Bing’s dynamic approach to whole page relevance

In an effort to enhance its search results quality, Bing is bringing about an array of changes, encompassing not just webpages, but also including news items, images, maps, videos and other relevant media objects in answers thrown to specific user queries. As it readies to take on Google and other engines, Bing is infusing more zing into those ubiquitous blue links along with summaries.

Richer experience for search engine users

Apart from look and feel, the emphasis is now on more depth and insight in keeping with the continued evolution of the Web. Their research team is looking to create a much richer overall experience for users. For instance, some results will consume more screen real estate, making it convenient for them to view the content. The topmost obvious answer for generic query is larger with vertically-arrayed deep links, other quick access links following it. This pattern is based on an assumption that for a common query, people are interested in the first answer itself. There is a news answer highlighted after the first webpage-based result.

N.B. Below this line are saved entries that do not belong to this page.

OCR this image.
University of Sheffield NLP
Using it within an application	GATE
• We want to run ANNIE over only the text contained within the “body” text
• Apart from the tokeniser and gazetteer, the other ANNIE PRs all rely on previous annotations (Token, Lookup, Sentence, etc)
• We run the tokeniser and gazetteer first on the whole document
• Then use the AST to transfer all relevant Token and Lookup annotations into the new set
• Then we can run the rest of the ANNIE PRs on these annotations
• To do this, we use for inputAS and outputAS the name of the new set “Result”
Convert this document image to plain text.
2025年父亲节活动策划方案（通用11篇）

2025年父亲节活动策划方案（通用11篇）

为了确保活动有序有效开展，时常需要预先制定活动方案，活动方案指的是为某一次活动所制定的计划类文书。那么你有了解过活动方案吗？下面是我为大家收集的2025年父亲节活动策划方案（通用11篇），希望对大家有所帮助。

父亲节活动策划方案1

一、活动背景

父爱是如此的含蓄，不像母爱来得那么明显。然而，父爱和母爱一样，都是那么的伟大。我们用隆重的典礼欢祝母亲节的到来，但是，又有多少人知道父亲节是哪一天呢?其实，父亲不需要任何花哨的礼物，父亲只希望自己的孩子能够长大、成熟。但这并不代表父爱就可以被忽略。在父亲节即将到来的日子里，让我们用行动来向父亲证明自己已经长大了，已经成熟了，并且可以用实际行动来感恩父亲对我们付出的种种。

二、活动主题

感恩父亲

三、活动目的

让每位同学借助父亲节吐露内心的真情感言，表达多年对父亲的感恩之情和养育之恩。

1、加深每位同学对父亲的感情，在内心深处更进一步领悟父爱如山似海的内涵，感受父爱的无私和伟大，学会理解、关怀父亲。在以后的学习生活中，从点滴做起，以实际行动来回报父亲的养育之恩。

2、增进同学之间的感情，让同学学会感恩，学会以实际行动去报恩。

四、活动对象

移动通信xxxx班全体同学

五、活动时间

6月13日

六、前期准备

Enhancing search results page attributes

The richness and intuitiveness of the search results page leads to many novel and interesting, search quality queries: Under what circumstances are you better served by an answer as against a traditional link to a webpage? How is the process rationalized in order to make a result more prominent? Bing researchers term such optimization problems ‘Whole Page Relevance’. They have developed a few methodologies to deal with some of the broader issues. A case in point is the Bing technology to blend the blocks of content – webpages and answers – into one single result set, called ‘Answer Ranking’.

To enhance the quality and relevance, Bing considers the search engine user behavior pattern in the real world. The way they respond to changes, the engineers assume a better blending algorithm will push users’ clicks towards the top of the results page. Such algorithm will promote a relevant answer on the specific result page upward as long as its win rate remains above 0.5. Online experiments are done based on this metric and subsequent results of competing blending algorithms are compared, to generate a realistic data set.

To improve this metric not only on basis of historical click data, but also for rare/ unusual queries, or to those with no previous history, other kinds of inputs are added, namely:

1. Confidence scores from the answer provider

2. Query characterizations

3. Features extracted from other answers and web pages, which will be shown on the page.

Elaborating on the changes, Bings’ Chief Scientist for Core Search, Dr. Jan Pedersen states, “Recently we have focused on new inputs, which can improve our ability to place temporally relevant answers. For instance, the news-based answer is designed for timeliness and speed. The aim is for it to update as fast as possible once a news story breaks and then declines in prominence gradually. Our methodology has succeeded in improving overall whole page relevance even while being well adaptable to new, different sorts of answers. Currently we deploy and maintain dozens of machine learned blending functions specialized to different answer types.”

The end effect of all this is users can get a rich set of search results, which are statistically more likely to be closer to exactly what they are looking for – whether it’s a text link, a news update, a map, a video, or snippet of information.